Alongside the rain comes the tendency to reflect; to think about life. Thus this random but actually significant inquiry. I have always thought about the reason behind the question why God created fruits and vegetables with a great number of seeds. Here’s my attempt to answer my own question: much like humans, they are used to multiply — for the survival of the species. However, people tend to give importance to our gonads, and not that of the plantae counterpart. Would you ‘throw away’ your sperm? Or egg? No. Then why would you throw away seeds? There is a special purpose behind seeds and my interaction with the rain helped me realize that. God created seeds for man to plant to sustain life.
In the book of Matthew, or in any of the Gospels, there is one parable about sowing. Chapter 13 of the book says that “A farmer went out to sow his seed.” The whole parable teaches a really good lesson but what makes me think is why make use of a farmer as a character. Maybe because a farmer has the noble intention of nurturing to sustain either himself, his family or a community. Much like what God wants us to be like.
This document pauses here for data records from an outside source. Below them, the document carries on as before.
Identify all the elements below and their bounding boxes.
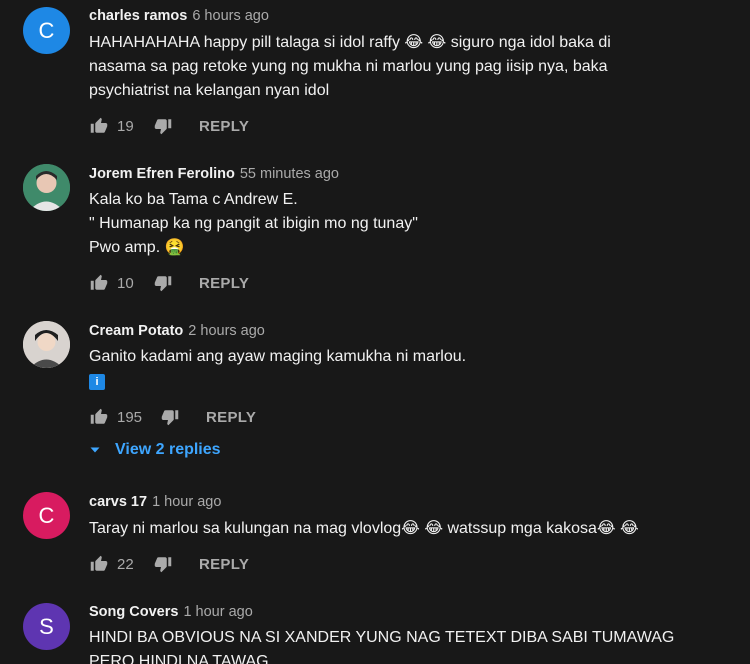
- avatar-letter: C: [38, 17, 55, 43]
- avatar-photo-icon: [23, 321, 70, 368]
- thumbs-down-icon[interactable]: [153, 273, 173, 293]
- avatar[interactable]: [23, 321, 70, 368]
- comments-section: C charles ramos 6 hours ago HAHAHAHAHA ha…: [0, 0, 750, 664]
- avatar-letter: S: [39, 613, 54, 639]
- comment-text-line: Taray ni marlou sa kulungan na mag vlovl…: [89, 520, 639, 537]
- avatar[interactable]: C: [23, 492, 70, 539]
- comment-text-line: " Humanap ka ng pangit at ibigin mo ng t…: [89, 215, 418, 232]
- thumbs-up-icon[interactable]: [89, 273, 109, 293]
- reply-button[interactable]: REPLY: [199, 275, 249, 292]
- avatar-photo-icon: [23, 164, 70, 211]
- comment-text-line: Ganito kadami ang ayaw maging kamukha ni…: [89, 348, 467, 365]
- reply-button[interactable]: REPLY: [199, 556, 249, 573]
- comment-text-line: psychiatrist na kelangan nyan idol: [89, 82, 330, 99]
- comment-actions: 10 REPLY: [89, 271, 249, 295]
- comment-text: Taray ni marlou sa kulungan na mag vlovl…: [89, 517, 639, 541]
- comment-text-line: PERO HINDI NA TAWAG: [89, 653, 269, 664]
- view-replies-label: View 2 replies: [115, 441, 221, 458]
- comment-timestamp[interactable]: 1 hour ago: [152, 494, 221, 510]
- avatar[interactable]: [23, 164, 70, 211]
- comment-text: Kala ko ba Tama c Andrew E. " Humanap ka…: [89, 188, 418, 260]
- reply-button[interactable]: REPLY: [199, 118, 249, 135]
- comment-actions: 22 REPLY: [89, 552, 249, 576]
- comment-timestamp[interactable]: 1 hour ago: [183, 604, 252, 620]
- thumbs-down-icon[interactable]: [160, 407, 180, 427]
- thumbs-down-icon[interactable]: [153, 116, 173, 136]
- comment-author[interactable]: carvs 17: [89, 494, 147, 510]
- comment-author[interactable]: Cream Potato: [89, 323, 183, 339]
- like-count: 10: [117, 274, 134, 292]
- avatar[interactable]: S: [23, 603, 70, 650]
- comment-text: HINDI BA OBVIOUS NA SI XANDER YUNG NAG T…: [89, 626, 674, 664]
- like-count: 195: [117, 408, 143, 426]
- thumbs-up-icon[interactable]: [89, 116, 109, 136]
- info-icon: i: [89, 374, 105, 390]
- comment-timestamp[interactable]: 55 minutes ago: [240, 166, 339, 182]
- comment-actions: 19 REPLY: [89, 114, 249, 138]
- comment-text-line: i: [89, 369, 466, 393]
- thumbs-up-icon[interactable]: [89, 554, 109, 574]
- comment-text-line: Kala ko ba Tama c Andrew E.: [89, 191, 298, 208]
- comment-timestamp[interactable]: 2 hours ago: [188, 323, 265, 339]
- comment-timestamp[interactable]: 6 hours ago: [192, 8, 269, 24]
- thumbs-up-icon[interactable]: [89, 407, 109, 427]
- comment-author[interactable]: charles ramos: [89, 8, 187, 24]
- thumbs-down-icon[interactable]: [153, 554, 173, 574]
- view-replies-button[interactable]: View 2 replies: [89, 439, 221, 461]
- comment-text-line: HAHAHAHAHA happy pill talaga si idol raf…: [89, 34, 611, 51]
- comment-actions: 195 REPLY: [89, 405, 256, 429]
- like-count: 22: [117, 555, 134, 573]
- comment-text-line: HINDI BA OBVIOUS NA SI XANDER YUNG NAG T…: [89, 629, 675, 646]
- comment-text: Ganito kadami ang ayaw maging kamukha ni…: [89, 345, 466, 393]
- avatar-letter: C: [38, 502, 55, 528]
- comment-author[interactable]: Song Covers: [89, 604, 178, 620]
- avatar[interactable]: C: [23, 7, 70, 54]
- reply-button[interactable]: REPLY: [206, 409, 256, 426]
- comment-text-line: Pwo amp. 🤮: [89, 239, 185, 256]
- comment-text: HAHAHAHAHA happy pill talaga si idol raf…: [89, 31, 611, 103]
- comment-text-line: nasama sa pag retoke yung ng mukha ni ma…: [89, 58, 608, 75]
- like-count: 19: [117, 117, 134, 135]
- chevron-down-icon: [89, 444, 101, 456]
- comment-author[interactable]: Jorem Efren Ferolino: [89, 166, 235, 182]
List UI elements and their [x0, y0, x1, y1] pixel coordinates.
The only difference is, the abundance of produce will depend on the choice of soil we plant in and the type of farmer we want to be (in attitude and intention).
God → fruit/vegetable → man → seeds → plant → sustainability
Again, it’s that word. Sustainability. Why pay for fruits or vegetables when you can grow them yourselves? Trust me, you can fill a piggy bank with your savings when you start growing your own produce. Your only investment? Soil, water and patience.
You might think that I am only talk. Nope. I did a lot of planting for the past 2 days. I researched how to make an SIP (self-irrigating planter) so that the plant is watered from the roots. I used what I had in the garden (seeding trays and cotton) to start germinating some seeds. I planted a lot of vegetables: chili pepper, jalapeño pepper, habanero pepper, pimiento pepper, cherry and regular tomatoes; herbs: basil and dill; papaya and, just to try, salvia (an annual). I placed the trays in their own trays where I just have to pour water into then the cotton will act as a wick to bring the water into the soil. I wrapped the surface with plastic wrap to keep the area moist.